DENVER — Weeks of painstaking work have come together into a finalized budget package that resolves a budget deficit of more than a billion dollars in Colorado.
However, the solutions identified for the massive shortfall come at a cost — one that will dramatically impact the state's Medicaid program, which has grown at a larger rate than any other portion of the budget.
With the package of 65 bills, including the Long Bill and 64 accompanying pieces of legislation, bipartisan lawmakers have accomplished their annual task of balancing the state budget. Now, it's up to the rest of the General Assembly to concur with their proposals.
"This is an incredibly difficult budget," said State Rep. Kyle Brown, D — District 12, who serves on the Joint Budget Committee (JBC) and is one of the lawmakers tasked with preparing budget recommendations for the General Assembly. "Medicaid represents a third of our overall general fund spending, so it is very difficult to balance a budget without addressing some of the inherent increases in costs in the Medicaid budget.”
The Department of Health Care Policy and Financing (HCPF) administers Colorado's Medicaid program, which makes up roughly one-third of the total General Fund appropriations for the next fiscal year.
A number of factors have led to the skyrocketing of the Medicaid program cost. Those include more people utilizing the services, an increase in provider rates, and medical inflation that has meant higher prices for long-term care, prescription drugs, and behavioral health care.

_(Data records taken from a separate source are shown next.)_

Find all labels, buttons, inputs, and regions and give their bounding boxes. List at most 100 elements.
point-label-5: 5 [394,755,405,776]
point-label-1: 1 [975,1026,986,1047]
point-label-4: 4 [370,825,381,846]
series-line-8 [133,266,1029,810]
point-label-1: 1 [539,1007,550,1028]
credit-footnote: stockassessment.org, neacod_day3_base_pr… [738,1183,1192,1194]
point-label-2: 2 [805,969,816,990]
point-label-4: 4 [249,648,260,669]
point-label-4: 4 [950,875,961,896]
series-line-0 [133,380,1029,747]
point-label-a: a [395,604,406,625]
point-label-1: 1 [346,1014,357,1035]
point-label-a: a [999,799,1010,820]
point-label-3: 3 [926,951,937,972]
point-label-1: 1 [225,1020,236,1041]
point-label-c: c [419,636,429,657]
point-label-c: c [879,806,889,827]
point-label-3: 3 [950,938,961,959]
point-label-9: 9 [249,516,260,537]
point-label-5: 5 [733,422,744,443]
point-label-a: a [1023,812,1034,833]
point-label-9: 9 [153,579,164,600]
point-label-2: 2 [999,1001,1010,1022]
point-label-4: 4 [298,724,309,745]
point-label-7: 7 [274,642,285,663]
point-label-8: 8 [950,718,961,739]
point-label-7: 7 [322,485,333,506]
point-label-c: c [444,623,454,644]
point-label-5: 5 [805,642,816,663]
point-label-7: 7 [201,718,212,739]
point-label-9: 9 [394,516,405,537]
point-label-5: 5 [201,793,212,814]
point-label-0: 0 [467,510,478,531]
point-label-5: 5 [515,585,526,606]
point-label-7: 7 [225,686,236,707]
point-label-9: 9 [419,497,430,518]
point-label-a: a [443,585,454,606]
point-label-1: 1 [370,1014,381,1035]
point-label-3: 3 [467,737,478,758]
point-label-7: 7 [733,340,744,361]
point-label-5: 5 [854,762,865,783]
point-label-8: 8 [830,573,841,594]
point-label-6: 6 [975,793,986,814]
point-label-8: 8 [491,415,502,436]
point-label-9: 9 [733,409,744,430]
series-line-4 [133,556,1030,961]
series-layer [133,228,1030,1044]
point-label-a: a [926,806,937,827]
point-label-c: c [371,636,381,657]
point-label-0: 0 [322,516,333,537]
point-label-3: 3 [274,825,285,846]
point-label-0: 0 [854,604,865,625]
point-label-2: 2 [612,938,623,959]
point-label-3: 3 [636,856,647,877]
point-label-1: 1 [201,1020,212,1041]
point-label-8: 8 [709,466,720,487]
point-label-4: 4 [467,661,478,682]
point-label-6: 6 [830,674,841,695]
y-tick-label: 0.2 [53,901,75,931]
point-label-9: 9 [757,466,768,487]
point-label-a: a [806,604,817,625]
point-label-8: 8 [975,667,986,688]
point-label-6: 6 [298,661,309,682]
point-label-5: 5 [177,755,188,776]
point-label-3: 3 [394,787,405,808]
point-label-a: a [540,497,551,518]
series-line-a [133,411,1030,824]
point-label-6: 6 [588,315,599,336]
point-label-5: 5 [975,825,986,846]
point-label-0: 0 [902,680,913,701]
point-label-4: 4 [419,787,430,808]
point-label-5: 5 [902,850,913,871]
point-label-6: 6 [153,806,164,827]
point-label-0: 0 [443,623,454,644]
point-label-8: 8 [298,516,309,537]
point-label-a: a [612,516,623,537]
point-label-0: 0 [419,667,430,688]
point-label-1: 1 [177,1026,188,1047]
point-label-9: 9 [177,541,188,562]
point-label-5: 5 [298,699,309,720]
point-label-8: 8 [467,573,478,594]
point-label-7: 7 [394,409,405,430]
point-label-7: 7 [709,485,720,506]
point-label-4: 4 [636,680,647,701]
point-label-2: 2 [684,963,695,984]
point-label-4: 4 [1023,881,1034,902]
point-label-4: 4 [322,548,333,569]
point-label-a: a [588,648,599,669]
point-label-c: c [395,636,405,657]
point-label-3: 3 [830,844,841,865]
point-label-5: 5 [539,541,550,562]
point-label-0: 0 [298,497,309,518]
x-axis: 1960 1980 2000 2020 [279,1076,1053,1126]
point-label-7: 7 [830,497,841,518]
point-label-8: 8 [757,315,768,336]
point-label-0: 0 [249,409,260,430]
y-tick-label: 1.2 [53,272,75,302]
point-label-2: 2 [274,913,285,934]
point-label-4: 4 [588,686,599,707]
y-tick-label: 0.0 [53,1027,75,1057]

“There's no one reason," said Brown. "But, we are getting older and people need more services as they get older. We have also made important policy decisions that we want to make sure that people have care, and that regardless of who you are, where you come from, that you have the access to health care," Brown said. "Health care is a human right, and I think Coloradans really believe that. We are now having to grapple with, sort of our blue-state values, but our red-state budget.”
Medicaid costs are rising at roughly 9% per year, which is about three times more than the cap on state government growth set by the Taxpayer's Bill of Rights (TABOR), which Colorado voters approved in 1992. TABOR limits the amount of money the state government can use and requires voter approval to keep excess funds collected.
In addition, Colorado's Medicaid program has ballooned by nearly one billion dollars a year, while still serving approximately the same eligible population with the same services.
Among the cuts being weighed at the Capitol for Medicaid are a 56-hour per week compensation cap for caregivers fully implemented by July of 2027, and a 2% reimbursement reduction in provider rates.
“The worst part about that is that it affects people. It affects kids, it affects folks with disabilities," Brown said. “People will feel this, and it will be really hard.”
While there may be fundamental disagreements between the two parties on how Colorado has found itself in this situation, Republican lawmakers are also worried about what the budget cuts will mean for individuals who rely upon Medicaid.
"It has grown and grown and grown, far beyond inflation," said State Rep. Chris Richardson, R — District 56. “You can't just say 'We're going to cut off the people that deserve to be taken care of.'”
However, Republicans do not believe TABOR plays as much of a role in this predicament as Democrats.
"It's an easy thing to blame," Richardson said about TABOR. "If you remember, three or four years ago, we were getting big TABOR refund checks because we were running multi-billion dollar revenue excesses. This year, we didn't make that revenue. Some of that's H.R.1, but a lot of it is the impacts that this building has put on small businesses and those that actually generate revenue to the state... There's been an impact, but the bigger impact is what we've done to ourselves.”
The package of 65 bills must still go through second and third readings in the Colorado House of Representatives before it moves to the State Senate for consideration.